Yin Zhen Yunnan Silver Needle (雲南銀針) white tea is a light and delicate white tea with a somewhat darker side! If you know the classic Yin Zhen Silver Needle from Fujian Province, this tea will definitely be familiar but you will soon see some interesting differences.
This Yin Zhen Yunnan Silver Needle is sometimes called a White Bud Pu-erh tea. The reason for this alternative name is to distinguish this white tea from Yunnan from other counterparts grown elsewhere. The leaves that are used to make this tea are plucked from the same Yunnan trees that are used for producing the region’s numerous pu-erh teas.
Another reason for this tea to be called a White Bud Pu-erh is due to the processing that it undergoes. ‘Normal’ white teas undergo minimal processing, which involves plucking of fresh tea leaves, withering and then, sometimes, drying. This Yin Zhen Yunnan Silver Needle white tea by comparison undergoes processing that is more akin to a young (raw) Sheng Cha (生茶) Pu-erh. So this tea starts life as the young and tender tea leaf shoots that are carefully hand plucked so as to keep the buds intact. They are then withered, pan fried and finally dried in the sun. As the leaves are not dried with hot air, there are still some enzymes present in the tea leaves. This leads to a very slight oxidation during sun drying. So this white tea is actually closer to a Mao Cha (毛茶), which is the loose-leaf form of young Sheng Cha Pu-erh and is the starting point for a pu-erh tea.
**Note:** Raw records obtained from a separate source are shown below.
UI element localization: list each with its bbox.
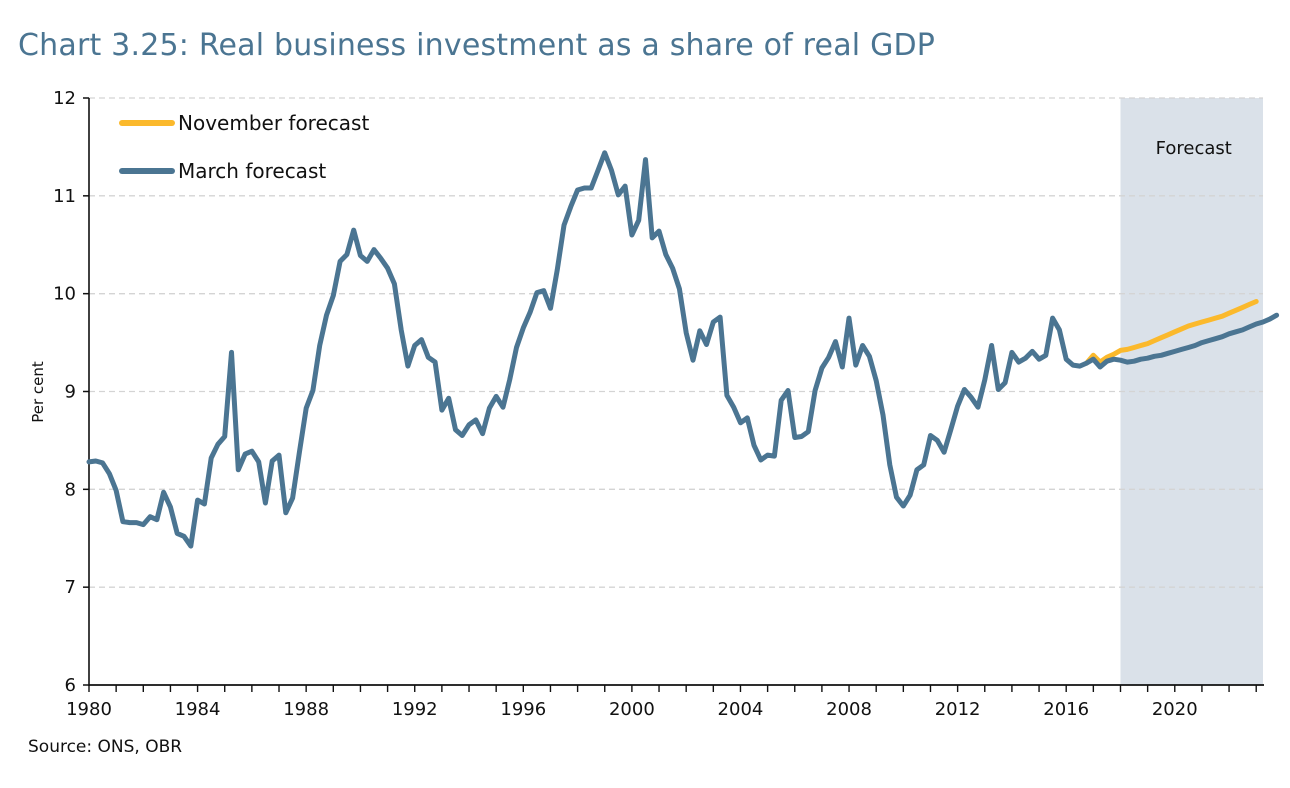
legend-item: November forecast	[119, 111, 369, 135]
y-axis-label: Per cent	[29, 361, 47, 423]
x-tick-label: 1988	[283, 699, 329, 720]
source-note: Source: ONS, OBR	[28, 737, 183, 757]
x-tick-label: 1984	[175, 699, 221, 720]
x-tick-label: 1980	[66, 699, 112, 720]
x-tick-label: 2016	[1043, 699, 1089, 720]
x-tick-label: 1996	[500, 699, 546, 720]
legend-item: March forecast	[119, 159, 326, 183]
x-tick-label: 1992	[392, 699, 438, 720]
legend-label: November forecast	[178, 111, 369, 135]
legend-label: March forecast	[178, 159, 326, 183]
x-tick-label: 2020	[1152, 699, 1198, 720]
forecast-label: Forecast	[1156, 138, 1232, 159]
y-tick-label: 8	[65, 479, 76, 500]
y-tick-label: 9	[65, 382, 76, 403]
x-tick-label: 2008	[826, 699, 872, 720]
series-line-march-forecast	[86, 150, 1280, 549]
y-tick-label: 6	[65, 675, 76, 696]
y-tick-label: 12	[53, 88, 76, 109]
x-tick-label: 2004	[718, 699, 764, 720]
x-tick-label: 2000	[609, 699, 655, 720]
y-tick-label: 11	[53, 186, 76, 207]
y-tick-label: 7	[65, 577, 76, 598]
series-line-november-forecast	[1084, 299, 1259, 366]
chart-title: Chart 3.25: Real business investment as …	[18, 28, 936, 63]
y-tick-label: 10	[53, 284, 76, 305]
x-tick-label: 2012	[935, 699, 981, 720]
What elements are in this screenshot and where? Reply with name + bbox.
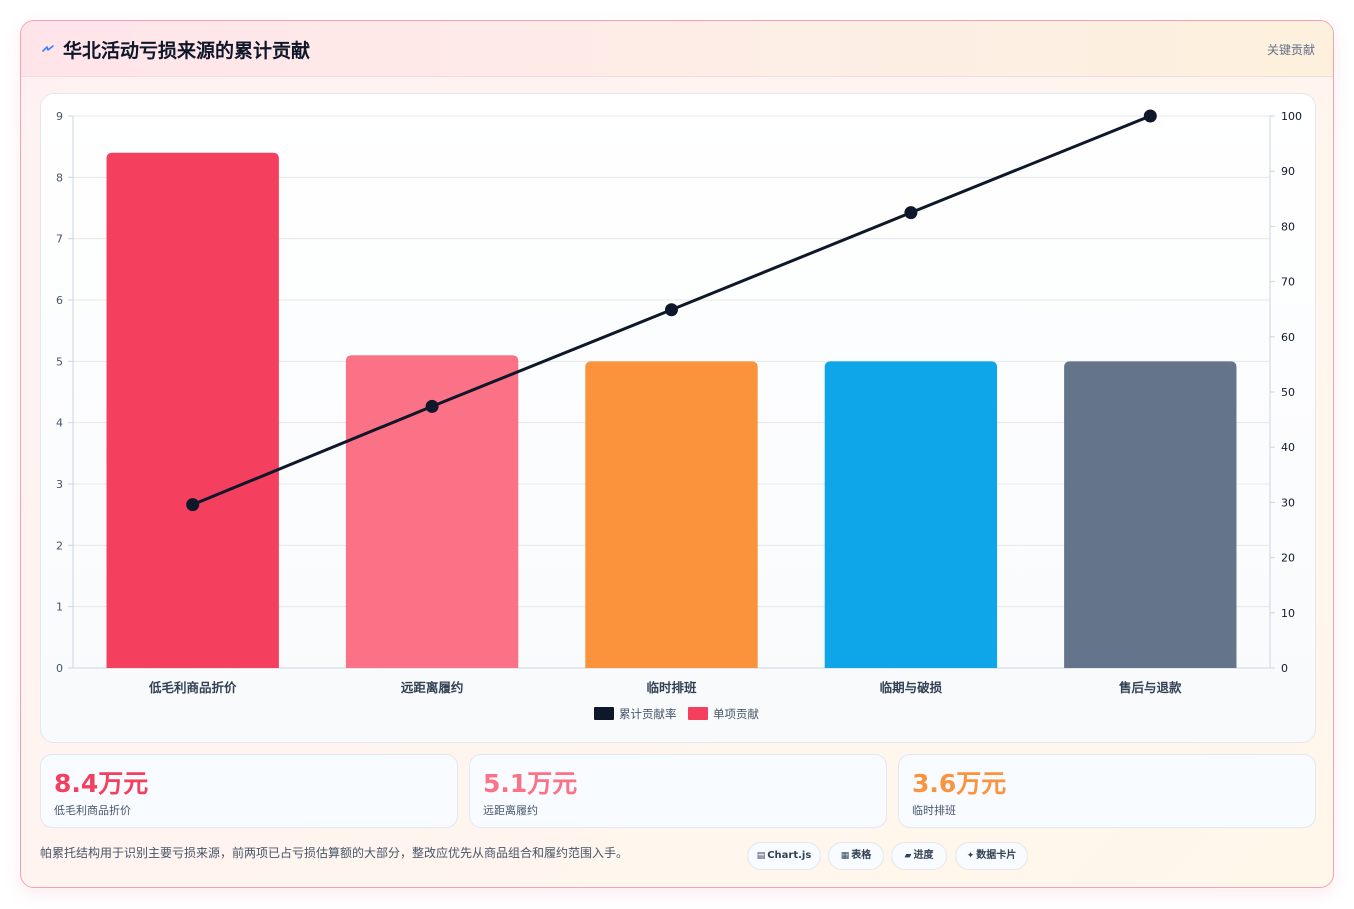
x-tick-label: 临时排班	[646, 680, 697, 695]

This Yin Zhen Yunnan Silver Needle white tea is grown in Yongde County of Lincang Prefecture, not far from the border with Myanmar. The tender leaves have been carefully hand processed to create neat silver needles. You can see plenty of white ‘hairs’ on this tea, indicating a very high quality of both leaf and processing. The unusual (for a white tea) processing results in a more complex and robust flavour. The pale liquor is sweet, mellow and smooth with no astringency. It has malty and woody notes which are the stand out features of this tea and make it an unusual experience. Our particular featured tasting notes for this tea are those of sandalwood (or other exotic wood) with slight earthy maltiness on the aftertaste.
This tea is best brewed at 80°C for 3-4 minutes according to your taste. This tea should definitely be brewed multiple times, increasing water temperature and steeping time with each next brew if desired. Like with all white teas, you can experiment with lower temperature and longer steeping time as an alternative way of brewing this tea.